Aside from Pavel Shen's 2-1 goal in a New Year's Eve showdown between Canada and Russia, Phillips has been exceedingly effective in his role. Even that goal doesn't fall solely on Phillips' shoulders -- Evan Bouchard, Phillips' primary defensive partner, had front row seats as the Russian winger took the puck to the front of the Canadian net.
Phillips has been one of Canada's best, most reliable defensemen through the tournament. The host Canadians control most of the goals with Phillips on the ice, as his plus-three can attest. Phillips has also been active at the offensive end of the rink, subtly chipping in with three assists in the round robin portion of the tournament, good for a tie for first in defensive scoring on Canada with Ty Smith.
Rasmus Kupari, Team Finland
Of all the Kings' prospects taking part in this year's World Juniors, none carried a higher pedigree than Rasmus Kupari, whom the Kings drafted 20th overall in the first round of last year's draft.
The Finnish have used Kupari as the team's first line center, playing alongside Aleksi Heponiemi and Eeli Tolvanen to form one of the best lines on paper in the entire tournament.
The points have been hard to come by for Kupari, who one might argue has been among the most snake bitten players in the tournament.
Kupari's 14 shots put him in a tie for 10th in the tournament, but he's only the one assist to show for it. A player like Kupari, in a tournament like this, should be converting on a far higher number of his opportunities than he has been thus far.
Depending on how many games Kupari's Finnish team play in the elimination rounds, I'd expect his production to rebound in a big way. It's worth noting that Heponiemi and Tolvanen have only combined for three points too so this has all the hallmarks of just an abnormally low percentage of shots going in the net with that line on the ice.
Mikey Anderson, Team USA
It says a lot about Mikey Anderson's quality as a person and character in the dressing room that the Americans named him team captain in spite of this being Anderson's first appearance in the World Juniors. Most of the scouts I've spoken to during my time in Vancouver covering the tournament overwhelmingly supported the decision, too. There's no questioning Anderson's merits as a leader.
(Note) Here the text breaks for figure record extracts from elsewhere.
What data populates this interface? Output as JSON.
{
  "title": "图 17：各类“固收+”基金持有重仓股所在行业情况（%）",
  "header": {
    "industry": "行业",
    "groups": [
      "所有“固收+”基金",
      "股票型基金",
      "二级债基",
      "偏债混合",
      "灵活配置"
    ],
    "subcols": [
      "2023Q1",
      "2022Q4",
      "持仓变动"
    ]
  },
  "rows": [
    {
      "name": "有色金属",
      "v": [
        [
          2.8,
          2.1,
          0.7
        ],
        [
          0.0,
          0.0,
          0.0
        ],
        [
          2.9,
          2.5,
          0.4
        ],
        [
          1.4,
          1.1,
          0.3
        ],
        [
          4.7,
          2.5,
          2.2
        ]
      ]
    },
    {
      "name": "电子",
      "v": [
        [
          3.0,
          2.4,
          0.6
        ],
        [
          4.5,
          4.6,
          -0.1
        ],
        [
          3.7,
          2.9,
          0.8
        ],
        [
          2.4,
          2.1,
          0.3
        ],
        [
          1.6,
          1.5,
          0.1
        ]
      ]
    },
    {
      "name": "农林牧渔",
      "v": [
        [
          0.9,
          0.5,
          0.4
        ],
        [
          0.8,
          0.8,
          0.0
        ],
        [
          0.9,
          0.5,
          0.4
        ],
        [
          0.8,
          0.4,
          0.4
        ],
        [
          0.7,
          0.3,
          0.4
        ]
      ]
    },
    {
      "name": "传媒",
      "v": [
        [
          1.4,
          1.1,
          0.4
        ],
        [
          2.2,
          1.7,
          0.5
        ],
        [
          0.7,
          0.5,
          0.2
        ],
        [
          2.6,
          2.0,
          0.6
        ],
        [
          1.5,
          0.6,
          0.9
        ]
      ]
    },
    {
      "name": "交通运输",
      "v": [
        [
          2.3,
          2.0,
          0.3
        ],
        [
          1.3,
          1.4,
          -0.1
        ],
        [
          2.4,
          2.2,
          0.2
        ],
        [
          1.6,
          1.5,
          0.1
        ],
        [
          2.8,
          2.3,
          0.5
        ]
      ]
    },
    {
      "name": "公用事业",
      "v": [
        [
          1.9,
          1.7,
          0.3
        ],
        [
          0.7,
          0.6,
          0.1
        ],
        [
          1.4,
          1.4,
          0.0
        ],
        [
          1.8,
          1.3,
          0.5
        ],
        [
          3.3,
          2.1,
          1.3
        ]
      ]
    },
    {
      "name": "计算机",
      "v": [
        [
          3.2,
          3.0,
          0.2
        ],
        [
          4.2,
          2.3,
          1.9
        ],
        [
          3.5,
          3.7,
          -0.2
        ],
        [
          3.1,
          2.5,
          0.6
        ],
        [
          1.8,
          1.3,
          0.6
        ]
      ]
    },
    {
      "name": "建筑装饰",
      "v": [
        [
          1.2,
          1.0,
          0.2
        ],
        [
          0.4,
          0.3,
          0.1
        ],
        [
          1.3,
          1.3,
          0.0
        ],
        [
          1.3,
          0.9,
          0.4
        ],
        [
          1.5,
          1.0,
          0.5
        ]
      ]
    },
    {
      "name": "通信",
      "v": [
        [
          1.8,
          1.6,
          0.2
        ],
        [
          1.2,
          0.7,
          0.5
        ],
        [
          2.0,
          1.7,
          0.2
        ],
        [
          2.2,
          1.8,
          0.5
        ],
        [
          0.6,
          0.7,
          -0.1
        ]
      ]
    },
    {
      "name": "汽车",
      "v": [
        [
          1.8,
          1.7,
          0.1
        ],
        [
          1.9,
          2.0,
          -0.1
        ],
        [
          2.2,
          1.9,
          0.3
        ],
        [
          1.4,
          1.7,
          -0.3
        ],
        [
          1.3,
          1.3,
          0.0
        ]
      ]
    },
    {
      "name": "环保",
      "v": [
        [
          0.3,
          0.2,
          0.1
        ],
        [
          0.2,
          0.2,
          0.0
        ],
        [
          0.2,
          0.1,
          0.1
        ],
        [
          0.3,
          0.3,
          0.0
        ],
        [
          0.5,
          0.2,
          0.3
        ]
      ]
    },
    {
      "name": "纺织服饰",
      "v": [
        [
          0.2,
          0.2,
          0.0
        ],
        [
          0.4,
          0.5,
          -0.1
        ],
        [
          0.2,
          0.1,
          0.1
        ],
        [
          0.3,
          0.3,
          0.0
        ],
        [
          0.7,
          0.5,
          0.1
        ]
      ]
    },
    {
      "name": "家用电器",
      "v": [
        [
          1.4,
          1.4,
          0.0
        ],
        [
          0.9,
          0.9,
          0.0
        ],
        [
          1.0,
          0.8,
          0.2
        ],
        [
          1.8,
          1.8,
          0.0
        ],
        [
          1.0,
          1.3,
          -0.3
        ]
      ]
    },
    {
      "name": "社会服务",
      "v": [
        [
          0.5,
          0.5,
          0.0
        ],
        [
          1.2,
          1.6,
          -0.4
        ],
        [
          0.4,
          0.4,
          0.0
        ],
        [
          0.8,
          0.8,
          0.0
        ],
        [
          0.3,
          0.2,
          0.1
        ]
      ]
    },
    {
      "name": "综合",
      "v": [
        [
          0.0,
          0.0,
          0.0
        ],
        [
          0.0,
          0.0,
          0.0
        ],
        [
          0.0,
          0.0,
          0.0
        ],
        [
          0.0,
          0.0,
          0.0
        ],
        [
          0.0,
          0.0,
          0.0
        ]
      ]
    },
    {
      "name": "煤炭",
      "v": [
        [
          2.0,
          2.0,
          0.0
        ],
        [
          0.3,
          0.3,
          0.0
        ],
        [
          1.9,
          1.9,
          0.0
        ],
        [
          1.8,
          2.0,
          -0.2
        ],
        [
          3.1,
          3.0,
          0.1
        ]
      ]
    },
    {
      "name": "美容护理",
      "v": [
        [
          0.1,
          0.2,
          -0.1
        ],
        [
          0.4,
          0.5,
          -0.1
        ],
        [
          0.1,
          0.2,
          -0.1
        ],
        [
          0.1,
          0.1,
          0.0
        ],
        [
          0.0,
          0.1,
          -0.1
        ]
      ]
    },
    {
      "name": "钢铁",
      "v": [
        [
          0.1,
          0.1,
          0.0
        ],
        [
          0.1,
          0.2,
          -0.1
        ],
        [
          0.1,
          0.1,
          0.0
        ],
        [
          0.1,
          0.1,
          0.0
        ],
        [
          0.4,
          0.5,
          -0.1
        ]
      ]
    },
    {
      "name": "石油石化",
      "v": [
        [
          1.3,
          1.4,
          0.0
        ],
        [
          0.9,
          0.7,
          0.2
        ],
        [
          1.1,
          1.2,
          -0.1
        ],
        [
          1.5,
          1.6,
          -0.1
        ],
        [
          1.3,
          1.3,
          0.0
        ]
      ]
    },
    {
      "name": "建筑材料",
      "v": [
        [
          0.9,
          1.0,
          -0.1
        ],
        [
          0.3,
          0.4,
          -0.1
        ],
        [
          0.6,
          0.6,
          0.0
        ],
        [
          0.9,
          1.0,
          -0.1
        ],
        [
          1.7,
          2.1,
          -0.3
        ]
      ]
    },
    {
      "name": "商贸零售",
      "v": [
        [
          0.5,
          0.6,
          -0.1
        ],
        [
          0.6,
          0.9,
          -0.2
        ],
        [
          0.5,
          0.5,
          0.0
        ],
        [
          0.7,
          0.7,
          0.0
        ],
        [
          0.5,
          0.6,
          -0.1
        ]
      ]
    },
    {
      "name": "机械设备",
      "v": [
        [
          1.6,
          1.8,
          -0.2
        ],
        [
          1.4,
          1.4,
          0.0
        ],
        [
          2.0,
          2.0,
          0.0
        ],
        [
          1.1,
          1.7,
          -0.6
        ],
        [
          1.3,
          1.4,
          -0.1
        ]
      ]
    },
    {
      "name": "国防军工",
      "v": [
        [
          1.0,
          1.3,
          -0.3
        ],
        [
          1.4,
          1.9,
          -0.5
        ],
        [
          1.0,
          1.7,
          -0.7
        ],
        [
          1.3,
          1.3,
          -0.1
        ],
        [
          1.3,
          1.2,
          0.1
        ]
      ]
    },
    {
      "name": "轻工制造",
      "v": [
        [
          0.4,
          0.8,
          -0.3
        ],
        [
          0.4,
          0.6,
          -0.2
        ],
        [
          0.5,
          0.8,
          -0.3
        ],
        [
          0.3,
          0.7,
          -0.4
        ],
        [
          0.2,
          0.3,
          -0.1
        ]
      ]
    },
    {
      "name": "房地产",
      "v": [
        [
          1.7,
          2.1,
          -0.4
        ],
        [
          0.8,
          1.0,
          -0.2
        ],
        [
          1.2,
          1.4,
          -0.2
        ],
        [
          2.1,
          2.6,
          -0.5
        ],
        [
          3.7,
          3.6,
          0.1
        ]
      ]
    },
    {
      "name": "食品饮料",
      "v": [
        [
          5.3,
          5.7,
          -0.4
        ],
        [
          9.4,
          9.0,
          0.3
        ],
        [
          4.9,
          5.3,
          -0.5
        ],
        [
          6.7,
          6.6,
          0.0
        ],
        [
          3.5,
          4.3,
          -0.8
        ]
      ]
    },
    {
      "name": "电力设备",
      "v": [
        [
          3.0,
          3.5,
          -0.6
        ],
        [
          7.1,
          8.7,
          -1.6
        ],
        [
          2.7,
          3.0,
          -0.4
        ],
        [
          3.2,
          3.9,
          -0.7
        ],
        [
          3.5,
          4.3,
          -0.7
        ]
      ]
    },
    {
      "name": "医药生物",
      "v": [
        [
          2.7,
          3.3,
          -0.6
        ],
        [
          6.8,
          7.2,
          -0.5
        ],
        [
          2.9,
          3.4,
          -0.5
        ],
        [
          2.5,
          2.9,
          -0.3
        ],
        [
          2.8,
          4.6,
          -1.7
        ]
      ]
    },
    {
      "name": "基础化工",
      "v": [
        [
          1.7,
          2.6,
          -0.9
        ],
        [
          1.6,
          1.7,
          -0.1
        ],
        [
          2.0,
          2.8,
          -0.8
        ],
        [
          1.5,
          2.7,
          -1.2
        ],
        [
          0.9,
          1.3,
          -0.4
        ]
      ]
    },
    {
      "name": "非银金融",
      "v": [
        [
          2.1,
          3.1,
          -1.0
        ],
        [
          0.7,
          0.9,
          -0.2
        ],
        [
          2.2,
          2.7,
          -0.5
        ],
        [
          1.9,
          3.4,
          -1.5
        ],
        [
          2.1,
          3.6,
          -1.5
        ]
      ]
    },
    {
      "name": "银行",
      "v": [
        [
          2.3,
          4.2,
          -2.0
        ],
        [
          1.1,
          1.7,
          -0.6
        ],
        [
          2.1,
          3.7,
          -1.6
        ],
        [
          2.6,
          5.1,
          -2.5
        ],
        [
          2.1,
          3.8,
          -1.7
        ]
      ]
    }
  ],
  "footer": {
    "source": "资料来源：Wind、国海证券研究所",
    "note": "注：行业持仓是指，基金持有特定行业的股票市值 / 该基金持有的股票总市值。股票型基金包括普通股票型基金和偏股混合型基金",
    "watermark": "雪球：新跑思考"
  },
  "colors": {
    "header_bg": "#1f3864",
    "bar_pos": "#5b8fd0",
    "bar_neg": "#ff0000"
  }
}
The Americans have been able to get as much if not more out of Anderson on the ice as they're surely getting in the room. Anderson chipped in with three points (2-1=3) through the round robin portion of the tournament.
The most recent goal helped spur the Americans to come back from a 4-0 deficit to Sweden on December 29 and force overtime - the Swedes did eventually win that game in the extra frame.
While Anderson's offense is surely appreciated by the Americans, it's his sound defensive play that's the hallmark of his game. Anderson has led Team USA in ice-time frequently and has earned a plus-three to date in the tournament.
Johan Sodergran, Team Sweden
This year's iteration of the Swedish roster entered the tournament with a lot of question marks for their forwards' corps. The opportunity existed for Sodergran, a Kings' sixth round draft pick in 2018, to emerge as one of the team's leaders up front.
Instead, Sodergran has played mostly near the bottom of the Swedish lineup. This is hardly something driven by his level of play so much as circumstance. Players like Emil Bemstrom have exploded offensively and the late addition of Isac Lundestrom doesn't help Sodergran's case either. To make matters worse, Sodergran is one of many Swedes that missed their last round robin game with the flu.